Tüm kitle iletişim araçlarının ele geçirildiği, halkın haber alma kanallarının tıkandığı; dolayısıyla kültürel hayatın çölleştiği bir dönemde “dergicilik” birer vahaydı. ODTÜ’de çıkan öğrenci dergileri bu vahalar arasındaydı. Haluk Kalafat, 12 Eylül 1980 darbesi sonrası ODTÜ’de yayınlanan öğrenci dergilerini anlattı.
Orta Doğu Teknik Üniversitesi’ne (ODTÜ) girdiğimde Türkiye, hala 12 Eylül 1980 Darbesi’nin yıkıcı etkisi altındaydı. 80 öncesinin birçok kurumu gibi ODTÜ de askeri darbenin siyasi ajandası doğrultusunda değiştirilip dönüştürülecek yeniden yapılandırılacaklar arasında yer alıyordu. Daha sonra AKP’li yıllarda da görüleceği üzere ODTÜ, kendi gelenekleri doğrultusunda direnmeye çabalıyordu.

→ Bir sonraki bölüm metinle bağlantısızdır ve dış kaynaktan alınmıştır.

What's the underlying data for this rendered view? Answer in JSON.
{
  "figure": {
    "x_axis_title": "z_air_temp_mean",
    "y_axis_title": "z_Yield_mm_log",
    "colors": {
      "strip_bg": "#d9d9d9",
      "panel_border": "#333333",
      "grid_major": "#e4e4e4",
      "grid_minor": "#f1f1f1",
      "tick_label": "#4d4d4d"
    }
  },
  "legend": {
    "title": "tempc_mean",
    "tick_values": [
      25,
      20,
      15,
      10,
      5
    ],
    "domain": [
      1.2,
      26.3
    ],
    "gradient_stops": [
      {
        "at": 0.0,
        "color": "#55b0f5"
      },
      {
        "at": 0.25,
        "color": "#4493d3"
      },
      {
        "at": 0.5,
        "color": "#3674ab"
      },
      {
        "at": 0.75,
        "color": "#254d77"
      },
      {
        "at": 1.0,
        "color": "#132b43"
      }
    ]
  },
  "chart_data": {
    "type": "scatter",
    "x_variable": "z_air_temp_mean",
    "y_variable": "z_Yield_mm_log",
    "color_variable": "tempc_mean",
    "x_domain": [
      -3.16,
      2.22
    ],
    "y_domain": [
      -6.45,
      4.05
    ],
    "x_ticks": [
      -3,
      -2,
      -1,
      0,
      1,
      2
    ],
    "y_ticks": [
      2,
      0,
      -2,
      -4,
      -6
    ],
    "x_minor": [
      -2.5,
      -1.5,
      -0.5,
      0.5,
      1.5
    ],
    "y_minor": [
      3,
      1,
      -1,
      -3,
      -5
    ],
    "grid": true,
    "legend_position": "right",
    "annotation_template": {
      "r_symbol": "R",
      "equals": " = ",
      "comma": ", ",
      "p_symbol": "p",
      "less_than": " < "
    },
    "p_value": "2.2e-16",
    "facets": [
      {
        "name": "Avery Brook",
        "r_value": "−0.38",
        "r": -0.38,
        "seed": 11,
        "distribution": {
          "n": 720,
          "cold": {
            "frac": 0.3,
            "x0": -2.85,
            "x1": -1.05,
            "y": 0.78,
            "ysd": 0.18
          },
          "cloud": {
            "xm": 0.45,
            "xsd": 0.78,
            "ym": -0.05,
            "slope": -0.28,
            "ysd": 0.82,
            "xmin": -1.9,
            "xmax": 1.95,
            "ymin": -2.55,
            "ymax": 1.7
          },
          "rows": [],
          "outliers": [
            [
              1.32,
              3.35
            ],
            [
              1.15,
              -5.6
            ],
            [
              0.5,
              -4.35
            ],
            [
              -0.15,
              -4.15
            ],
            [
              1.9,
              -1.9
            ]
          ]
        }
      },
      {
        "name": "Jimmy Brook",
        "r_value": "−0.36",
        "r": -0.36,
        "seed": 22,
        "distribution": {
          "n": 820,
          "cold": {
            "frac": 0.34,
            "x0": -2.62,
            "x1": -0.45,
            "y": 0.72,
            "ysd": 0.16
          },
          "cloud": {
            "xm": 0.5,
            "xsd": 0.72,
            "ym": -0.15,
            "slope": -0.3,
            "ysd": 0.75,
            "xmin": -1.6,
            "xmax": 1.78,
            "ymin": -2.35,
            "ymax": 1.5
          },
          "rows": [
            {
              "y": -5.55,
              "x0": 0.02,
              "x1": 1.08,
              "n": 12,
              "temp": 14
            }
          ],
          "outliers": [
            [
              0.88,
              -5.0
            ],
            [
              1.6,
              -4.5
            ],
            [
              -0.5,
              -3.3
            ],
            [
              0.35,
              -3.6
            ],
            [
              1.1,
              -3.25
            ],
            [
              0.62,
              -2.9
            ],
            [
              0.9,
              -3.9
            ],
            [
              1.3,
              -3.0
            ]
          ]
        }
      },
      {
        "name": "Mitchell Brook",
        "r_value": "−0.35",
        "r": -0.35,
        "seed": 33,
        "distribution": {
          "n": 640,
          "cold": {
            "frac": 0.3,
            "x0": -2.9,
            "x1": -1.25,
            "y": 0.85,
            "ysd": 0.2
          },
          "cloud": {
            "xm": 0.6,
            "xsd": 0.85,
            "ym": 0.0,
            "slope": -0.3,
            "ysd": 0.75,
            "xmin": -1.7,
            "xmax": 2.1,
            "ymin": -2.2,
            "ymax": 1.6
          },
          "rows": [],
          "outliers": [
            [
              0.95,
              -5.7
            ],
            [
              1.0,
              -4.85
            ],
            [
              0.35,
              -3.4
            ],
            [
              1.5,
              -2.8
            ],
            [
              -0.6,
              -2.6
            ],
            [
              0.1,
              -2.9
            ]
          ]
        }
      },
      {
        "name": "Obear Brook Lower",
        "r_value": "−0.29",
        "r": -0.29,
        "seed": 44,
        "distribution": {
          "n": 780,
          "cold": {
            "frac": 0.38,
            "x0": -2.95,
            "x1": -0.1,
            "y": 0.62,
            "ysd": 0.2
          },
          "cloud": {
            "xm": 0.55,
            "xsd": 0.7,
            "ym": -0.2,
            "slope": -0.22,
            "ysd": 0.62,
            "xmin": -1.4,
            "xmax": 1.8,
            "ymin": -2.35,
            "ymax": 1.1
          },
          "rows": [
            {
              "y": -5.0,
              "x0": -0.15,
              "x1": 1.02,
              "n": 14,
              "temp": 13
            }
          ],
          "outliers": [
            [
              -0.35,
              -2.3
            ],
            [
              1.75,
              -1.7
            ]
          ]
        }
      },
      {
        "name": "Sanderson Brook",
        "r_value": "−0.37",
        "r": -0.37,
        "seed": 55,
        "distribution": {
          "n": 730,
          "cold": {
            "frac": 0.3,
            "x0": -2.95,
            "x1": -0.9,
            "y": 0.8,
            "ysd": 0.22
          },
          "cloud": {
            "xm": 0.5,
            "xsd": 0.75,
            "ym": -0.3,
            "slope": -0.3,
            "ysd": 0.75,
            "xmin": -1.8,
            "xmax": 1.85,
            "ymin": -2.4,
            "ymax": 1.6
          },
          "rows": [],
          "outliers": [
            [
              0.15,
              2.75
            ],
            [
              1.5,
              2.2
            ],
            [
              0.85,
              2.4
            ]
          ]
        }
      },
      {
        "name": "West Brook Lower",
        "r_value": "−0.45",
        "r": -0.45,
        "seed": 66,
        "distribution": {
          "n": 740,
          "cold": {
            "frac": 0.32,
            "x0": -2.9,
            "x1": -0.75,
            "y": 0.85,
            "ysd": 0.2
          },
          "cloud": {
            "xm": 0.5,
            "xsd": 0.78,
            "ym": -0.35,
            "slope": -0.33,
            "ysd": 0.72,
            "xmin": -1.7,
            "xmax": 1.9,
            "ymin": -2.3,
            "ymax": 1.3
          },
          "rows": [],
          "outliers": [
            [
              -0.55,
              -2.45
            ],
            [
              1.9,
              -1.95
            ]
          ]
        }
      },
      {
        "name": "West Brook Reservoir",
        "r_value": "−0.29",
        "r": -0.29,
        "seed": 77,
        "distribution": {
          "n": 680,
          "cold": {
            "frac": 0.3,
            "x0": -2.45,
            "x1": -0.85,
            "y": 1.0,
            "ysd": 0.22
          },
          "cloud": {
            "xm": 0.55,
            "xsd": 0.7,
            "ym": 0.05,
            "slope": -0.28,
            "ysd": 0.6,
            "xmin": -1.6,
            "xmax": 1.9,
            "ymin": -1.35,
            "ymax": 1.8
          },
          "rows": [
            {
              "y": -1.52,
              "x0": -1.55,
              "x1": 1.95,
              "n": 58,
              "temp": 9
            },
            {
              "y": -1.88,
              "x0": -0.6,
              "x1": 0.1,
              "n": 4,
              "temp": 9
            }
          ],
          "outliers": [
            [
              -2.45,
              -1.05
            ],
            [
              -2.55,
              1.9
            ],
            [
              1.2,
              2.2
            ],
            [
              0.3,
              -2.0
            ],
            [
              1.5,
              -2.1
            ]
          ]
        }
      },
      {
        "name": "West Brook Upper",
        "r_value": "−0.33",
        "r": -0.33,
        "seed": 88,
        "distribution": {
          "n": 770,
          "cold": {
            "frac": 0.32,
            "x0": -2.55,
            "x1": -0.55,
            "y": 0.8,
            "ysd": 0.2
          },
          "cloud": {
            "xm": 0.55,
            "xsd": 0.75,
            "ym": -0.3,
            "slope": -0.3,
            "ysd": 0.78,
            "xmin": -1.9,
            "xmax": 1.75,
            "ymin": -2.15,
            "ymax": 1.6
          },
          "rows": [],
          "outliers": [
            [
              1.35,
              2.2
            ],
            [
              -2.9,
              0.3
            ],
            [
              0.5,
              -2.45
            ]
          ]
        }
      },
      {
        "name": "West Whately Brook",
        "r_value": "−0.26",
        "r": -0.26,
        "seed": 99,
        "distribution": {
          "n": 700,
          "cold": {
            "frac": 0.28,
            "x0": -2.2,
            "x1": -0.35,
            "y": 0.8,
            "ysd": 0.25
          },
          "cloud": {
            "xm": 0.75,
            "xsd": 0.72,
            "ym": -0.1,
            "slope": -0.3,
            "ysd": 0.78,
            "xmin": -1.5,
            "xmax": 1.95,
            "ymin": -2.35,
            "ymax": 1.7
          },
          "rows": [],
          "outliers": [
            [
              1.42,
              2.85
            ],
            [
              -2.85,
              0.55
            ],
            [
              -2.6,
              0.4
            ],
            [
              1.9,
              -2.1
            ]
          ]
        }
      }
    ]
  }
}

Üniversiteye başlayıp öğrenci yurduna adımımı attığımdan itibaren bambaşka bir dünyanın içine girmiştim. 12 kişilik yurt odamızda 80 öncesinden kalma iki abimiz vardı. Biri darbe sırasında hazırlıktaydı diğeri, diğeri ise darbeciler tarafından hapse atılmış ama iki yılın sonunda hakkında dava bile açılmadan serbest bırakılıp okula dönmüştü. Dolayısıyla yurt odamızda 80 öncesinin kültürü büyük oranda varlığını sürdürüyordu. En genel ifadeyle tanımlamam gerekirse kolektif bir yaşam sürüyordu. Örneğin kimse dolabını kitleme gereği duymuyor, kitaplar, yiyecekler ortaklaşa tüketiliyordu. Üniversite eğitimimin büyük bölümünü yurtta ve kantinde almış olduğumu söyleyebilirim. Üst düzey tartışmalara yetişebilmek için can kulağımla dinleyip tavsiye edilen kitapları, makaleleri okuduğum güzel yıllardı.
Evet ODTÜ öğrencisiyle, çalışanıyla ve akademisyeniyle kendi kültürünü korumaya çalışıyordu. Örneğin yurt odamıza yapılan ilk jandarma baskınında ölümüne korkmuştum. Rutin bir arama olduğunu, arada yurt odasının kapısının büyük bir gürültüyle açılarak sabahın köründe yataklarımızdan bağırış çağırış kaldırılacağımızı o gün öğrendim. Bir aramada bir jandarma eri içinde Karl Marx, Marksizm, sosyalizm kelimelerinin geçtiği fotokopiyle çoğaltılmış kitaplarımı başçavuşuna götürdü. Gözaltına alına alınıp okuldan atılacağımdan neredeyse emindim. Başçavuş yanıma gelip “Siyaset biliminde mi okuyorsun” diye sordu. Daha cılız bir evet yanıtını almadan kitaplarımı dolabıma koyuyordu. ODTÜ’nün başçavuşu bile bir değişikti.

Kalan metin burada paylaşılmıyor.